Here is the python error log on the push :

Traceback (most recent call last):
  File "/usr/lib/python3.6/site-packages/urllib3/response.py", line 397, in _error_catcher
    yield
  File "/usr/lib/python3.6/site-packages/urllib3/response.py", line 479, in read
    data = self._fp.read(amt)
  File "/usr/lib/python3.6/http/client.py", line 449, in read
    n = self.readinto(b)
  File "/usr/lib/python3.6/http/client.py", line 483, in readinto
    return self._readinto_chunked(b)
  File "/usr/lib/python3.6/http/client.py", line 578, in _readinto_chunked
    chunk_left = self._get_chunk_left()
  File "/usr/lib/python3.6/http/client.py", line 546, in _get_chunk_left
    chunk_left = self._read_next_chunk_size()
  File "/usr/lib/python3.6/http/client.py", line 506, in _read_next_chunk_size
    line = self.fp.readline(_MAXLINE + 1)
  File "/usr/lib/python3.6/socket.py", line 586, in readinto
    return self._sock.recv_into(b)
socket.timeout: timed out

During handling of the above exception, another exception occurred:

Traceback (most recent call last):
  File "/usr/bin/jupyter-repo2docker", line 11, in <module>
    sys.exit(main())
  File "/usr/lib/python3.6/site-packages/repo2docker/__main__.py", line 344, in main
    r2d.start()
  File "/usr/lib/python3.6/site-packages/repo2docker/app.py", line 723, in start
    self.push_image()
  File "/usr/lib/python3.6/site-packages/repo2docker/app.py", line 456, in push_image
    for line in client.push(self.output_image_spec, stream=True):
  File "/usr/lib/python3.6/site-packages/docker/api/client.py", line 345, in _stream_helper
    data = reader.read(1)
  File "/usr/lib/python3.6/site-packages/urllib3/response.py", line 496, in read
    raise IncompleteRead(self._fp_bytes_read, self.length_remaining)
  File "/usr/lib/python3.6/contextlib.py", line 99, in __exit__
    self.gen.throw(type, value, traceback)
  File "/usr/lib/python3.6/site-packages/urllib3/response.py", line 402, in _error_catcher
    raise ReadTimeoutError(self._pool, None, 'Read timed out.')
urllib3.exceptions.ReadTimeoutError: UnixHTTPConnectionPool(host='localhost', port=None): Read timed out.
1 Like

I created https://github.com/jupyter/repo2docker/issues/711 to track this.
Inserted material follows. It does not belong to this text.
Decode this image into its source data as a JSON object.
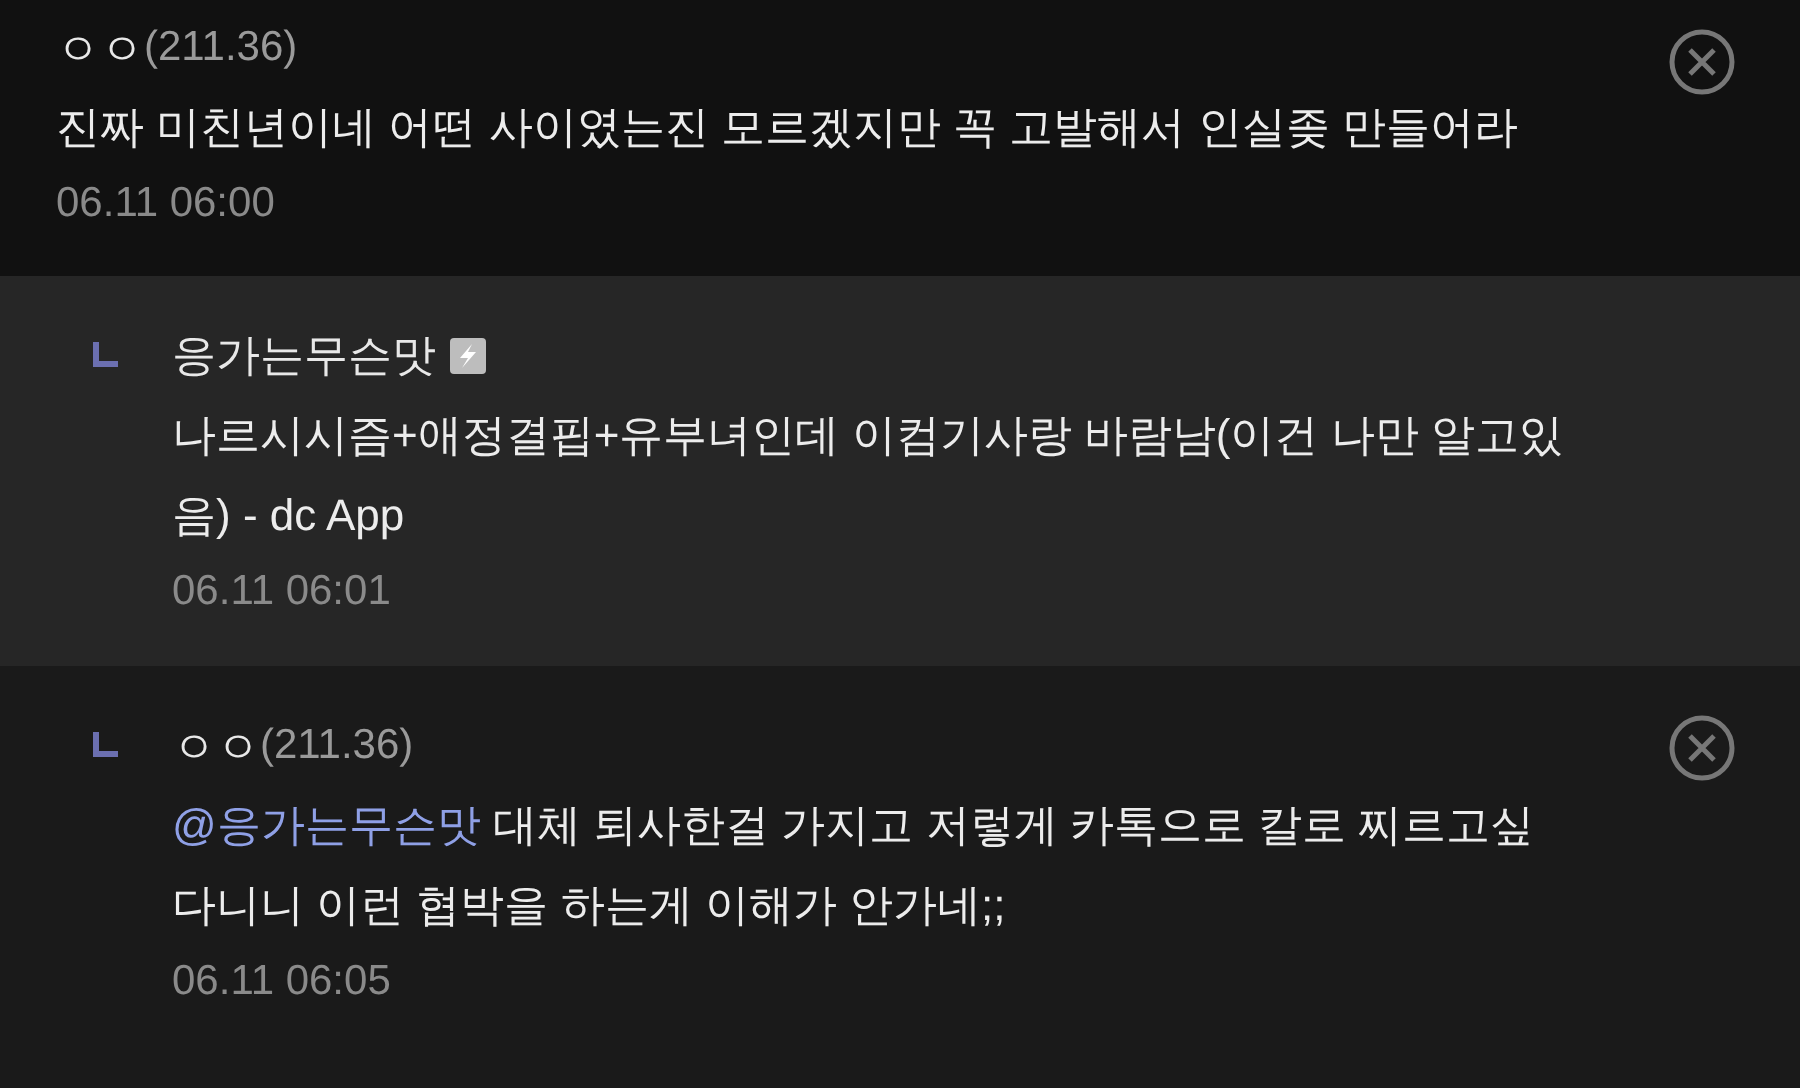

If someone has time to help tracking down where the timeout is controlled/documented that would be great, a patch would be even greater :slight_smile:

1 Like

This is also happening with pyhf's Binder builds (fine on GKE, push times out on OVH).

Pushing image
Pushing image
Pushing image
<class 'str'>
https://github.com/diana-hep/pyhf
Error during build: UnixHTTPConnectionPool(host='localhost', port=None): Read timed out.
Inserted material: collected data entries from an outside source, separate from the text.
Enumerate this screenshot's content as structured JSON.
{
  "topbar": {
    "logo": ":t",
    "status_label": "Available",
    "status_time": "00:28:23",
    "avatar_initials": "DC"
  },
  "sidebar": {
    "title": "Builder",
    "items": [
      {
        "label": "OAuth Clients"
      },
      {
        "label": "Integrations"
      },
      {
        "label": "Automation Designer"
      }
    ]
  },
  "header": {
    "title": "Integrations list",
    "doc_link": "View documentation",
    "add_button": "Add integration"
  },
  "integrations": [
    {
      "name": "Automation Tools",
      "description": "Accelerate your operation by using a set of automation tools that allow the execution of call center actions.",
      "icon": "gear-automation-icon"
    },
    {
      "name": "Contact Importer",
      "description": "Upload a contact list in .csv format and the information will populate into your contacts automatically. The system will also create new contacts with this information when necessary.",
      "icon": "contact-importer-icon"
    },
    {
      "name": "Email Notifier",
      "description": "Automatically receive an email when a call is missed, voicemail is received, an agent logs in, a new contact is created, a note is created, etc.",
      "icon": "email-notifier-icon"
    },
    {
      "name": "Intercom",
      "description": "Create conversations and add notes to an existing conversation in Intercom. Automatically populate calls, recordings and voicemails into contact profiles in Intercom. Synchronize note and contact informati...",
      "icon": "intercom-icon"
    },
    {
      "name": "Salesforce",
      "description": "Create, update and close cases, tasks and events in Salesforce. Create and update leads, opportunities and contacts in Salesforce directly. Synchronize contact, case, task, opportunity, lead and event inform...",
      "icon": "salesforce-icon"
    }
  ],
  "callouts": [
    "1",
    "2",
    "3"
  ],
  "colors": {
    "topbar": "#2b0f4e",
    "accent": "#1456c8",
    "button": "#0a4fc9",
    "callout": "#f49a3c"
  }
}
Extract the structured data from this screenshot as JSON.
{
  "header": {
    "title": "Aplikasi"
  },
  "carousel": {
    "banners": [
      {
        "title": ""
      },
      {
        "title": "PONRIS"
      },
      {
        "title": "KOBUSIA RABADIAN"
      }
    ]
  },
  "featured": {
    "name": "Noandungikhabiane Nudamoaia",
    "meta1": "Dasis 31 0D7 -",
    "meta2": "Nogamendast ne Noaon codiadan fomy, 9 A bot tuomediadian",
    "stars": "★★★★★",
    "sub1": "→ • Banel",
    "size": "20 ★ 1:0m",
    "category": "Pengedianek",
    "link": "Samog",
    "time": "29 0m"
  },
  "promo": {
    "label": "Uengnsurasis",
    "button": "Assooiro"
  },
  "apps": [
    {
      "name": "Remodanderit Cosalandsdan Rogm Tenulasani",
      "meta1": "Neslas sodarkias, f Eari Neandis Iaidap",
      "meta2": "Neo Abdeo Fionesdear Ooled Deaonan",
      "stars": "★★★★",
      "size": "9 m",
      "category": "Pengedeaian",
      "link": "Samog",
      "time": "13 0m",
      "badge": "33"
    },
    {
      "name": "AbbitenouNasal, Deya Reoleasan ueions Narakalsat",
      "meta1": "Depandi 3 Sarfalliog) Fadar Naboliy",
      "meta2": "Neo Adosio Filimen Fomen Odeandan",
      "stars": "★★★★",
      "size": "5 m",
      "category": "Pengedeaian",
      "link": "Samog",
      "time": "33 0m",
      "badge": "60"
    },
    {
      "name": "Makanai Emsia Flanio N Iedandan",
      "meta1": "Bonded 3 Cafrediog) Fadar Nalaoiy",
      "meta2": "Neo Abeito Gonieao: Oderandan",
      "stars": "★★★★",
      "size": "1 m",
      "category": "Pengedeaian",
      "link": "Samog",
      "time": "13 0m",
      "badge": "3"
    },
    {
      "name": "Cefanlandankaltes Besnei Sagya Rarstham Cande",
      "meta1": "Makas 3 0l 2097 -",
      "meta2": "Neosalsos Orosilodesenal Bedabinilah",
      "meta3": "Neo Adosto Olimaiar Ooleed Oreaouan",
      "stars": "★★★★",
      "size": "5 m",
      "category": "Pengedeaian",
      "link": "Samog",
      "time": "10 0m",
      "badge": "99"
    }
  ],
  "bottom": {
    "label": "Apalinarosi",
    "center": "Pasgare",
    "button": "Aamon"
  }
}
Thanks for making the repo2docker Issue, Tim. I have no free cycles (thesis writing) or I would join you on working on it.

This is should/might resolve itself after today. We ware experimenting with using a different docker registry for the OVH cluster.

OVH is currently not in the federation redirect so you should only get sent to the GKE cluster while we fiddle.